Re-branding the Rust Belt replaces one stereotype with another. The perception is still one of a homogeneous region (e.g. Richard Longworth's Midwest), an abstraction that will fail to generate a deeper appreciation of place. Each Midwestern state (however you would define it) has at least two regions. For that matter, I would expect that every state has a couple of identities that defy stereotyping. Large-scale myth making won't generate much, if any, economic activity.
I doubt there is any such place as authentic Ohio, but the author of the above article in the Washington Post has a lot to say about authentic Dayton. An idea I have is to map just how far outside of Dayton one could grow up and still subscribe to a shared experience that would allow for a deep connection in some Dayton Diaspora hot spot. My hypothesis is that the greater the industrial legacy, the smaller the region of diaspora identity. I've used this perspective to help identify the best potential for a successful urban diaspora network.
I've come to realize that charting the urban diaspora geography also outlines another opportunity: Rust Belt urban networks and more effective economic regionalization. I've studied the long distance exodus from places such as Pittsburgh, but I've mostly ignored intra-regional migration. Someone born in raised in Dayton probably doesn't have any better idea of what it is like in Youngstown than someone located in New York City who never lived in the Rust Belt. But there is substantial talent circulation between Rust Belt cities.

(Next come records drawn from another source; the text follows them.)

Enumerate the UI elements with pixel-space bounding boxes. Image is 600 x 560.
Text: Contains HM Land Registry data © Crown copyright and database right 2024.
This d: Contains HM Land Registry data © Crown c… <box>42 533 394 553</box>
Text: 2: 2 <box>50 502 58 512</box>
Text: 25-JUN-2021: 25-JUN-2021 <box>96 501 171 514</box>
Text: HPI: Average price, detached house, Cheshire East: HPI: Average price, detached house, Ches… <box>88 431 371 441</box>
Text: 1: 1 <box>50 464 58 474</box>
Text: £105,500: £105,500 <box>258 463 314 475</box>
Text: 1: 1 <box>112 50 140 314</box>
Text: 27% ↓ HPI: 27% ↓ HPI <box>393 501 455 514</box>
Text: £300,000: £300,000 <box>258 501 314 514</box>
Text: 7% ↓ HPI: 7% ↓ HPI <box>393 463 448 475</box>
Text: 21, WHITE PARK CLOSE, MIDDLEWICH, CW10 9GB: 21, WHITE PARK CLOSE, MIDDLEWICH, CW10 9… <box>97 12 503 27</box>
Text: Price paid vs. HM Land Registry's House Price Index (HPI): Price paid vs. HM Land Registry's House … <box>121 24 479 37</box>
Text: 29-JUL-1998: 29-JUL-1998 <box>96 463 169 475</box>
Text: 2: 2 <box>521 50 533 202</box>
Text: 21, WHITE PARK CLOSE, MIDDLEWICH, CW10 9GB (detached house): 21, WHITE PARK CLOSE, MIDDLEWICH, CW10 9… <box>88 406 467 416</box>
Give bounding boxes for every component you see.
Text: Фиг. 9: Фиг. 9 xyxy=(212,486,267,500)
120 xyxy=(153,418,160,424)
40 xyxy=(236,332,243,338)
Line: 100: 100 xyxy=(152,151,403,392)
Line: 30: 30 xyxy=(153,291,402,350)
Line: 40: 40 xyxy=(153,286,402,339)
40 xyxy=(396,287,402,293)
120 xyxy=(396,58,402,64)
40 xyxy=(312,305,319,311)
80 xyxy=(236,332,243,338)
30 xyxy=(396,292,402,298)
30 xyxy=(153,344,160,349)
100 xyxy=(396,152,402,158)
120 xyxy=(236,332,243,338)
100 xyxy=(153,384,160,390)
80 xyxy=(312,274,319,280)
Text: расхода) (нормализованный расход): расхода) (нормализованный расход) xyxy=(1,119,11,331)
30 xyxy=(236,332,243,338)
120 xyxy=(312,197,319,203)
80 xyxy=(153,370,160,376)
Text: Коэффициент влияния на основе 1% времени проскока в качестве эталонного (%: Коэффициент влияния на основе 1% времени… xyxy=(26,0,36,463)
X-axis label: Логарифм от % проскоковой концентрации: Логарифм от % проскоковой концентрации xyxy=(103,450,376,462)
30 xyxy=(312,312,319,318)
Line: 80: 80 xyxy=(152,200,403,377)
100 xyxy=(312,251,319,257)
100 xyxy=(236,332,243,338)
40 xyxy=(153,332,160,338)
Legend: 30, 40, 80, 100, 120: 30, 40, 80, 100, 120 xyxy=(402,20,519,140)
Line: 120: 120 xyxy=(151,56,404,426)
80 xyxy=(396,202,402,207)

The Cleveburgh corridor is economically coherent because of all the human capital exchange going on between those cities along the line running from Pittsburgh to Cleveland. Now that we've identified this economic geography, the next step is to facilitate more inter-urban intimacy within the corridor (i.e. build lines of trust) and work on improving the mega-regional infrasture:
Five or six stops would be included in the rail service from Cleveland to Pittsburgh, including Youngstown and Warren. The high speed trains would travel at approximately 110 mph and could accommodate about 300 passengers, said Don Damron, ORDC passenger rail planning manager.